Posted May 12, 2016
In the early days of UCF – when it was known as Florida Technological University with the overriding mission to provide personnel for the U.S. space program – there also was a small group of dedicated theatre students, faculty and staff on campus.
In that space-dominated era, that handful of actors, set designers, professors and others in the performing arts literally “set the stage” for today’s highly regarded Theatre UCF.
Now more than four decades later, some of those theatre participants will gather to reminisce about their experiences and the campus productions that were first presented in a tent on a sandy field and later in a science auditorium.
“We were part of something that was unique. It was a brand new school so there was a first time for everything,” said Mary Monroe, ’76, who acted and directed in campus plays and recently set the reunion into motion.
She said there were 12 theatre students when she joined the program.
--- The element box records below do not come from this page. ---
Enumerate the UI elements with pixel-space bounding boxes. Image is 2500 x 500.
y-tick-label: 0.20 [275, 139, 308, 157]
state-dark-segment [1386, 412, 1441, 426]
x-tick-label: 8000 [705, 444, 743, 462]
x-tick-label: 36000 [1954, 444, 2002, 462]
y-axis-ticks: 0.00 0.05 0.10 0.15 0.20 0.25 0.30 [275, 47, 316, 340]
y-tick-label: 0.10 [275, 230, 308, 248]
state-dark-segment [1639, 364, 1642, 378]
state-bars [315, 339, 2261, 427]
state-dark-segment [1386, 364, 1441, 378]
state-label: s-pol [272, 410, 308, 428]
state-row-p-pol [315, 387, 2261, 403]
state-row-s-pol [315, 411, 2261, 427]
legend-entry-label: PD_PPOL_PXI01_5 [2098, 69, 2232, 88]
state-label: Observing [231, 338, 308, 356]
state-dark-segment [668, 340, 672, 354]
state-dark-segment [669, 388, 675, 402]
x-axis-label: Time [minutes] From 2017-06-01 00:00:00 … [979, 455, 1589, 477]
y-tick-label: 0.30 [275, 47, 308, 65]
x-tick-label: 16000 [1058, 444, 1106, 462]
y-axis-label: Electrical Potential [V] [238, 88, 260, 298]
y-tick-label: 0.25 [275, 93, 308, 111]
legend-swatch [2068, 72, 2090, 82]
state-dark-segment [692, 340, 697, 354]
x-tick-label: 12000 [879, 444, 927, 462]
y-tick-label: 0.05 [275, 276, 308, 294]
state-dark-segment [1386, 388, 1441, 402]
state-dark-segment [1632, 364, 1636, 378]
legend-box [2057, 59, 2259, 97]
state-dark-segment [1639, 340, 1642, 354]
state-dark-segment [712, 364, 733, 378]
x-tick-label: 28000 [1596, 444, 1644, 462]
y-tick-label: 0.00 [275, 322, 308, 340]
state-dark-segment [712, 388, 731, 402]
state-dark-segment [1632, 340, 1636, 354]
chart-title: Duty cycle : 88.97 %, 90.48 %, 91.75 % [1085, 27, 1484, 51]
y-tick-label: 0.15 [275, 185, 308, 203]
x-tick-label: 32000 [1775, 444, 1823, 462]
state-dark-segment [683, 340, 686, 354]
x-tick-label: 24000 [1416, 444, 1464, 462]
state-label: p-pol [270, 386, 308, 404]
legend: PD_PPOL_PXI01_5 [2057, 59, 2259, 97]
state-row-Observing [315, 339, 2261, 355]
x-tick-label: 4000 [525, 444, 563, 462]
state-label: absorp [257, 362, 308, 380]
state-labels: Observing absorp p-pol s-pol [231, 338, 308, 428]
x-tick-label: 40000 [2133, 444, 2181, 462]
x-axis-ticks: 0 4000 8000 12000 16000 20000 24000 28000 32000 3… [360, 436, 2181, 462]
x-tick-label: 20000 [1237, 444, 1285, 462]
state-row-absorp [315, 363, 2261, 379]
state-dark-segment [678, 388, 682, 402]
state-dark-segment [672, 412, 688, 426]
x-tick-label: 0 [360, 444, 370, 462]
After graduation she went on to a 35-year career as a director and producer in New York, including being the recipient of a Kennedy Center bronze medal, and is now a writer in Rhode Island. “You became a pioneer because you were immersed in something for the first time. Because it was new, there were no restrictions,” she said. “Whatever was the outcome, you opened the door for other possibilities down the road. ”
Monroe said she has heard from about 40 people around the country planning to get back together the second weekend of June to reminisce, tour today’s theatre facilities, attend a play and catch up on what has happened through the years.
She said that during the brief time they spent together the theatre folks formed strong relationships, but many of them later lost touch with each other and some of them have not visited UCF since graduation. And when she heard that one of their fellow theatre students died, she thought it was time for a reunion.
“Because you had this intense experience, you bond,” Monroe said. “The imprint was solid. I thought this was important to be able to come together again. It’s like a denouement.”
The first production in the theatre department’s tent was Shakespeare’s “Titus Andronicus” in November 1969. The department followed with dozens of shows such as “Kiss Me Kate,” “Of Mice and Men” and the Gershwin’s “Of Thee I Sing” before FTU became UCF in 1978.
“The theatre department was small, and I immersed myself in it, doing every conceivable job. I learned so much,” said Julia Gagne, ’74, who had the opportunity to direct a show even though she had no experience as a director.
“I had great mentor/professors at UCF, and the directing experience was very positive,” she said. “I got to work with my friends as cast and crew, experiment with rehearsal techniques, and experience the thrill of opening a show as a director.”
That experience and the encouragement of department chair Harry Smith and theatre director David Mays led her to pursue an MFA in directing. She later became the artistic director and theatre chair at Valencia College for more than 30 years, where she directed more than 90 shows.
Susie Findell, a staffer taking classes at the young university, said she auditioned for her first play after reading about it in the campus newspaper: “Stop the World, I Want to Get Off,” directed by Frances Johnson of the communication department.
“Being in theatre gave me confidence and poise,” she said. Her theatrical involvement at UCF led her to do Orlando community theatre, a TV Christmas special, voice-overs and TV commercials. “It all started from my UCF experiences and classes.”
Despite the challenges of improper facilities, low budgets and limited participants of four decades ago, Monroe said, “It was incredible the way we all came together. This doesn’t happen often. We were doing things then that were brand new. Whether we knew it, we were pioneers.”
Steven Chicurel-Stein, a professor of theatre and interim director of the School of Performing Arts, said the determination and dedication of those in the FTU theatre program cannot be underestimated because they set the foundation of what is now a nationally accredited department with more than 300 undergraduate and graduate students.
“The art that is created today at Theatre UCF, the teaching and learning of the craft of theatre, and the continued forward movement of the present students, faculty and staff has its footing on the shoulders of those who had the vision, passion, and energy to launch theatre at FTU and early UCF,” Chicurel-Stein said. “To those pioneers, we are grateful.”